Carlos Hallowell called 911 at 6:15 p.m. on July 13 when he saw his mother’s body inside their home on the 4400 block of South Dodge Point.

Before he was released from questioning, Hallowell told CCSO responders he made the discovery after he was awakened from a nap by the family’s two dogs that escaped outside onto the secluded lot because of an open door, according to his arrest report.

Hallowell said he never left his room until he heard the dogs bark.

Sheriff’s-office investigators found no signs of a break-in. Neighbors told police that Denise Hallowell’s vehicle was the only one they saw go into the property between 2:30 and 3 p.m.

Hallowell said he and his mother went to a funeral earlier in the day in St. Petersburg, returned home between 2:30 and 3 p.m. and took a nap afterwards, his arrest report shows.

Hallowell said his relationship with Denise Hallowell was “great,” but later changed his statement to say his mother was “abusive physically and emotionally towards him.”

“Hallowell stated he moved out of the house several times…due to the victim being so controlling,” the arrest report states. “The most recent time he moved out, he lived with friends for several weeks.”

An interviewed witness from the funeral told CCSO that Hallowell overheard his mother warn someone about adopting a child from a foreign country because it could be “screwed up” and would require constant medical checks, according to the arrest report.

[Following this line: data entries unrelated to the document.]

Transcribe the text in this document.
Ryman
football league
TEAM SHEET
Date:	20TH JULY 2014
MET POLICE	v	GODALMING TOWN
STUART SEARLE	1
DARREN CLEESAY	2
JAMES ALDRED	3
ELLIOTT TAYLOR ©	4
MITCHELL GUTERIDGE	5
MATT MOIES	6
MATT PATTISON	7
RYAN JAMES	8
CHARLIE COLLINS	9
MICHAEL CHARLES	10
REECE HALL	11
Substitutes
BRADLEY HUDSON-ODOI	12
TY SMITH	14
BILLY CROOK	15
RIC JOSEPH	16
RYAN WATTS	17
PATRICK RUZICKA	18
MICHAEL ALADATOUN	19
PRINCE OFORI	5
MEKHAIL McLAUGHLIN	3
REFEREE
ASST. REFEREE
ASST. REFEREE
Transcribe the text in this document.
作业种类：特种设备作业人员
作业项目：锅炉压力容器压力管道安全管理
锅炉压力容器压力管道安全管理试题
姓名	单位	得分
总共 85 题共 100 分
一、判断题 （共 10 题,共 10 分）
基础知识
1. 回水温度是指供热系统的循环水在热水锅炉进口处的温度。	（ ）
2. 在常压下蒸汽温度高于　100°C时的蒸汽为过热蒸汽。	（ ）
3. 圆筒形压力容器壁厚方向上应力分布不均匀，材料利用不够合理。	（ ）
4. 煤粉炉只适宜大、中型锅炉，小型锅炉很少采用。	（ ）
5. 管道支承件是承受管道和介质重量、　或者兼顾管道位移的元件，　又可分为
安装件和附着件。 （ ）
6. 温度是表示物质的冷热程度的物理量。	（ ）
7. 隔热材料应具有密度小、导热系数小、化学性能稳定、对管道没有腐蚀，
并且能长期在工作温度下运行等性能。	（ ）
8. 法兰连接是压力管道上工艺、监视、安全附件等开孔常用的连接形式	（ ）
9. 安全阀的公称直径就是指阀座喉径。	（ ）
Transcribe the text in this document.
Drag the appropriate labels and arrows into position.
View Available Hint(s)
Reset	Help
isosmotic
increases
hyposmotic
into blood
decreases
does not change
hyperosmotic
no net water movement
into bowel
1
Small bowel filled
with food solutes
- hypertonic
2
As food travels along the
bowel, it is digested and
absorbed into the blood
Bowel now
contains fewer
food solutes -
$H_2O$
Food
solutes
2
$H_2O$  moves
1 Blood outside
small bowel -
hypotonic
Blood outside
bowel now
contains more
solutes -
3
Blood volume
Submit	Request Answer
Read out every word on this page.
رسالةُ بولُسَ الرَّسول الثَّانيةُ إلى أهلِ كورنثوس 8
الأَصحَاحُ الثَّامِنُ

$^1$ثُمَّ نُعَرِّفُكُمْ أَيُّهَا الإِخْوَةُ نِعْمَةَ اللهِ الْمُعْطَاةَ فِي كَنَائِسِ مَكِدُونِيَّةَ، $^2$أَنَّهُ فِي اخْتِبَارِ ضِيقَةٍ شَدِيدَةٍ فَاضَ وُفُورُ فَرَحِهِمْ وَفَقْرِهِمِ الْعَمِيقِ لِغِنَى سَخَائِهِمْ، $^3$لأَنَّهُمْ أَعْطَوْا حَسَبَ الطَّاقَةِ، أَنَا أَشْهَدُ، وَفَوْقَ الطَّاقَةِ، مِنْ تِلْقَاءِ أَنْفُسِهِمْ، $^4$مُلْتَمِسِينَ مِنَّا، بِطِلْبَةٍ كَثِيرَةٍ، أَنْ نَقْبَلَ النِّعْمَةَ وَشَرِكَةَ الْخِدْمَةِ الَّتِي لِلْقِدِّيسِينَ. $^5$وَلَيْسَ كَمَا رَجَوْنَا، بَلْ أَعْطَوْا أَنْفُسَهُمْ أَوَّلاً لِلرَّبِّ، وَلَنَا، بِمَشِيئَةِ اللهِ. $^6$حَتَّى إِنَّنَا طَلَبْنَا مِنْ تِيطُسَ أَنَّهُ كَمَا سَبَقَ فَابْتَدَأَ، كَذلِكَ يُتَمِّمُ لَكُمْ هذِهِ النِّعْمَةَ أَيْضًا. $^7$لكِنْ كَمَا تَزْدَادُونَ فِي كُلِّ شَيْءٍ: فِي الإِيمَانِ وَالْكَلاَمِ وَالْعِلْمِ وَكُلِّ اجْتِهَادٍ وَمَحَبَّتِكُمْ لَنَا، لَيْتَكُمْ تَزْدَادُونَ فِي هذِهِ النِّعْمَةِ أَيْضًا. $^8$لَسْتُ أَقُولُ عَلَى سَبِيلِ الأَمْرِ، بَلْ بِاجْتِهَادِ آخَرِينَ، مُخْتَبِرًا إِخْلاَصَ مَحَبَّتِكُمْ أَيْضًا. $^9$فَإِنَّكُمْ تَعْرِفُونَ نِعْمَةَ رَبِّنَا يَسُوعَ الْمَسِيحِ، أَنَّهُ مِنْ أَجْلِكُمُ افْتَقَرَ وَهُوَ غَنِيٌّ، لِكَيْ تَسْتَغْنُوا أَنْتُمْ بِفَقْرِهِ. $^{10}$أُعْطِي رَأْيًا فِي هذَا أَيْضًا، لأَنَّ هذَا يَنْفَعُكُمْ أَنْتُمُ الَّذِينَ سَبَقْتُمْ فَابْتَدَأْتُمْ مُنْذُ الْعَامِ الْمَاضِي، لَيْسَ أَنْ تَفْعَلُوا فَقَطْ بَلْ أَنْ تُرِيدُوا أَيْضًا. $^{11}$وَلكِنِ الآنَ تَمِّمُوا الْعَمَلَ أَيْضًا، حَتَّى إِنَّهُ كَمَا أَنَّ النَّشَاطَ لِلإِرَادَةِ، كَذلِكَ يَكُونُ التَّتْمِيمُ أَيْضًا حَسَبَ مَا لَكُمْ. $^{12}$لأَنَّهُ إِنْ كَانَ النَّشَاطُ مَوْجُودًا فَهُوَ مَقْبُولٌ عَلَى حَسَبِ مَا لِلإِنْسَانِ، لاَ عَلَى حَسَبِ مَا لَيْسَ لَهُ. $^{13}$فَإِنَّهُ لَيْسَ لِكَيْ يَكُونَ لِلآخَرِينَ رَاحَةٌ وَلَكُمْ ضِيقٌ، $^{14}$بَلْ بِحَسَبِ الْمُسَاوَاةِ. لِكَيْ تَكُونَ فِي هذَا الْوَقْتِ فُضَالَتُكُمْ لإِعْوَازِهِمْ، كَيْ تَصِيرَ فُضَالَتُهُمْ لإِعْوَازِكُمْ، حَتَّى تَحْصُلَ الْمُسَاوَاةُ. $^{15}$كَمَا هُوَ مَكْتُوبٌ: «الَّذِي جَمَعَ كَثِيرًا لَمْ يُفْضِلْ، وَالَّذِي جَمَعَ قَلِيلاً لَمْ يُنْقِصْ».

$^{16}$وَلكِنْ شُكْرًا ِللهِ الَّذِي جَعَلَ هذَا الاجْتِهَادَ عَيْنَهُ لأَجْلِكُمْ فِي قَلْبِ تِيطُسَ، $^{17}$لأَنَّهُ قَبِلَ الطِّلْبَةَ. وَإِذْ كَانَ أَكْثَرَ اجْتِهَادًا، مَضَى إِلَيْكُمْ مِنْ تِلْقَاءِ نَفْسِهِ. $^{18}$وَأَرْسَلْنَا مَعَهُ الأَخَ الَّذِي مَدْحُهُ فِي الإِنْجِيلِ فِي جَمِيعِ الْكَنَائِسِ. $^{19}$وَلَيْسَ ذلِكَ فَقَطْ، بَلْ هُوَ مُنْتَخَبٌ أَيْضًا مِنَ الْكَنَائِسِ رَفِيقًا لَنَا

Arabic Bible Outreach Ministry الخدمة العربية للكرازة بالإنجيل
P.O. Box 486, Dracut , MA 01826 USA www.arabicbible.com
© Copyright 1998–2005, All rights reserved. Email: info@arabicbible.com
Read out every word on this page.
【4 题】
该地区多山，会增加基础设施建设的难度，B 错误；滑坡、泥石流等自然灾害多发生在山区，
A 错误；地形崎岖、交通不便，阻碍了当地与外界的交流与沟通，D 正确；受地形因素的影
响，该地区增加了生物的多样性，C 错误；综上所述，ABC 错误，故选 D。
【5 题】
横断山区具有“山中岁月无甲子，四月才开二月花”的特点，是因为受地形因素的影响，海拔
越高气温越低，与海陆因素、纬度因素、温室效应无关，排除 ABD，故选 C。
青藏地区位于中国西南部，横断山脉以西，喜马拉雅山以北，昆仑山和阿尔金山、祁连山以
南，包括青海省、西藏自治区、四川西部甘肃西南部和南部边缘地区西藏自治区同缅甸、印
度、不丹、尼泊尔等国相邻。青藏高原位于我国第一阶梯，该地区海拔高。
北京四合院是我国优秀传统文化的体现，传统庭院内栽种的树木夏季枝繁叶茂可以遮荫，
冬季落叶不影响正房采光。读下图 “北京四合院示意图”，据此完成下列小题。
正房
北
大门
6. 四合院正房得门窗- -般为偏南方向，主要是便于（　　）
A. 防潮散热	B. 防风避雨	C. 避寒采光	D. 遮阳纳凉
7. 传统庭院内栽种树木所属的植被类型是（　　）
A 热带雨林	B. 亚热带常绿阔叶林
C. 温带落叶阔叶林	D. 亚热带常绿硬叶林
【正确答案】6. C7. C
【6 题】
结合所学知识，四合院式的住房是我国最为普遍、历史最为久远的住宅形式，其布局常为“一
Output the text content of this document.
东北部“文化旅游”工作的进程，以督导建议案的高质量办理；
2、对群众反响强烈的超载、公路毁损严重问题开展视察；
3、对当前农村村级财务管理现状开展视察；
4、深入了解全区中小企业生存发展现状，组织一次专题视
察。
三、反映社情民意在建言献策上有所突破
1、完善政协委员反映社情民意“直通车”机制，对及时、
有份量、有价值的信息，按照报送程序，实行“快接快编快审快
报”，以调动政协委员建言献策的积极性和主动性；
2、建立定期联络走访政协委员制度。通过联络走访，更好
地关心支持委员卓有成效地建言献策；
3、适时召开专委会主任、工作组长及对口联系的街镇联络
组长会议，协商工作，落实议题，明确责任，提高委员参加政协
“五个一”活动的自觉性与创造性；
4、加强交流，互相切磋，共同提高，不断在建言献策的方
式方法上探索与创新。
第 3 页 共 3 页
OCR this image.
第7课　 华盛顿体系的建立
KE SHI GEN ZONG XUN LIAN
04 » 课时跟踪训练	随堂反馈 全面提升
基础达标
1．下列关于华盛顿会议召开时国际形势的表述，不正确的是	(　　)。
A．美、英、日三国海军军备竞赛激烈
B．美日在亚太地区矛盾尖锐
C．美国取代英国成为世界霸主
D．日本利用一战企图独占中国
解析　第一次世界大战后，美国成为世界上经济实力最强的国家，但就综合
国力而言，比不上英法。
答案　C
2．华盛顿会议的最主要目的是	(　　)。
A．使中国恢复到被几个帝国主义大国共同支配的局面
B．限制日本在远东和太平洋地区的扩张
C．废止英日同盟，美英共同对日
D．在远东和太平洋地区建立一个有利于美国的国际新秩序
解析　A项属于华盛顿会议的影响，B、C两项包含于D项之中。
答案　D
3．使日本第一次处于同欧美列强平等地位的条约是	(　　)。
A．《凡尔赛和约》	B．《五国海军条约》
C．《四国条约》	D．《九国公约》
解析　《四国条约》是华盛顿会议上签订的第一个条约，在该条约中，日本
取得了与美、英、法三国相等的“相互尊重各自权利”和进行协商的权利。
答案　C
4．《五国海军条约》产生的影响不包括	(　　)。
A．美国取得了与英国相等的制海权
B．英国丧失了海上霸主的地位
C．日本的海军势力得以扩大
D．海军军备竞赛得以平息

“Because Hallowell was adopted from Guatemala, the witness felt he might have been hurt by these comments and that it was an uncomfortable situation,” the report states.

In September 2015, Denise Hallowell's youngest boy, then 12, accused her of mistreating him. CCSO arrested Denise Hallowell on child-abuse charges that prosecutors declined to file.

However, as a result of her arrest, she still lost her teaching job in the Citrus County School District, causing her to teach in Marion County until her death.

Contrary to what he told dispatchers in his 911 call, Hallowell said the last time he used the ax was a couple days ago when he cut up a tree that had fallen during a rain storm, according to the arrest report.

CCSO investigators could not find evidence of a fallen tree or one that had been chopped. 

Authorities in their searches also couldn’t find Denise Hallowell’s cellphone, which her son said would be on her nightstand.

Hallowell also told CCSO there weren’t any in-home security cameras, but other witnesses said Denise Hallowell had three cameras she could access from her cellphone, according to the arrest report.

CCSO investigators found the disconnected power cords from where the cameras were installed, and called in the sheriff’s-office dive team to search for them in a lake behind the property.

On the water bottom were three security cameras and Denise Hallowell’s cellphone, according to the arrest report.

Police used the GPS from Carlos Hallowell’s cellphone to track his movements at the time he placed his 911 call.

Coordinates showed that Hallowell moved from the front of the house to where the lake is, around the time the recovered cameras and cellphone stopped working.